My startup has data the Internet doesn't have.

I want it to be fixing knowledge based on my data and fine-tune it to be adjusted to my use case already.

I also want a.feedbackloop and can't start to send more and more context with the payload just because my feedback loop adds / finetunes data

BaculumMeumEst · on May 25, 2024

I use a programming language that isn’t publicly available and it would be useful to have a model understand it. AI isn’t something I’m super knowledgeable about but fine-tuning sounds like a good way to accomplish that.

Tenoke · on May 25, 2024

Quality suffers at very large contexts, and you might want to use your large context for something else (e.g. a long current conversation or a lot of recent data).

fulafel · on May 25, 2024

Finance is a very mainstream, broad, english-language dominated field. Most people don't work in a field that is so generalist-LLM friendly.

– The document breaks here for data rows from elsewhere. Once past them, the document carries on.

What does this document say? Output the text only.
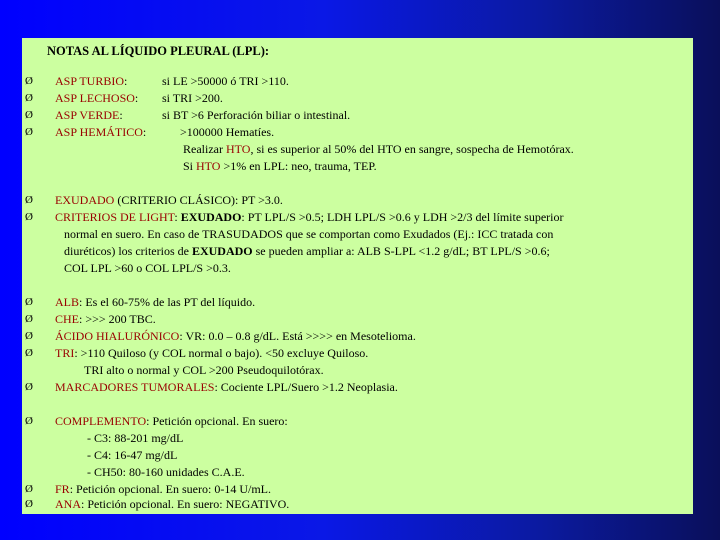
NOTAS AL LÍQUIDO PLEURAL (LPL):
Ø ASP TURBIO:	si LE >50000 ó TRI >110.
Ø ASP LECHOSO: si TRI >200.
Ø ASP VERDE:	si BT >6 Perforación biliar o intestinal.
Ø ASP HEMÁTICO:	>100000 Hematíes.
Realizar HTO, si es superior al 50% del HTO en sangre, sospecha de Hemotórax.
Si HTO >1% en LPL: neo, trauma, TEP.
Ø EXUDADO (CRITERIO CLÁSICO): PT >3.0.
Ø CRITERIOS DE LIGHT: EXUDADO: PT LPL/S >0.5; LDH LPL/S >0.6 y LDH >2/3 del límite superior
normal en suero. En caso de TRASUDADOS que se comportan como Exudados (Ej.: ICC tratada con
diuréticos) los criterios de EXUDADO se pueden ampliar a: ALB S-LPL <1.2 g/dL; BT LPL/S >0.6;
COL LPL >60 o COL LPL/S >0.3.
Ø ALB: Es el 60-75% de las PT del líquido.
Ø CHE: >>> 200 TBC.
Ø ÁCIDO HIALURÓNICO: VR: 0.0 – 0.8 g/dL. Está >>>> en Mesotelioma.
Ø TRI: >110 Quiloso (y COL normal o bajo). <50 excluye Quiloso.
TRI alto o normal y COL >200 Pseudoquilotórax.
Ø MARCADORES TUMORALES: Cociente LPL/Suero >1.2 Neoplasia.
Ø COMPLEMENTO: Petición opcional. En suero:
- C3: 88-201 mg/dL
- C4: 16-47 mg/dL
- CH50: 80-160 unidades C.A.E.
Ø FR: Petición opcional. En suero: 0-14 U/mL.
Ø ANA: Petición opcional. En suero: NEGATIVO.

stuckinhell · on May 25, 2024

No fine tuning seems pointless right now. you can't even fine tune the frontier models.

ewalk153 · on May 25, 2024

This seems to be the narrative Microsoft was pushing at the Build conference this week.

behnamoh · on May 25, 2024

Weird, because they make one of the best small language models (phi series) which is great for finetuning.

rldjbpin · on May 26, 2024

not all domains will receive enough representation in training datasets, due to interest and/or access.

in the current landscape, specialized, smaller systems will still be the most efficient way ahead in the near future.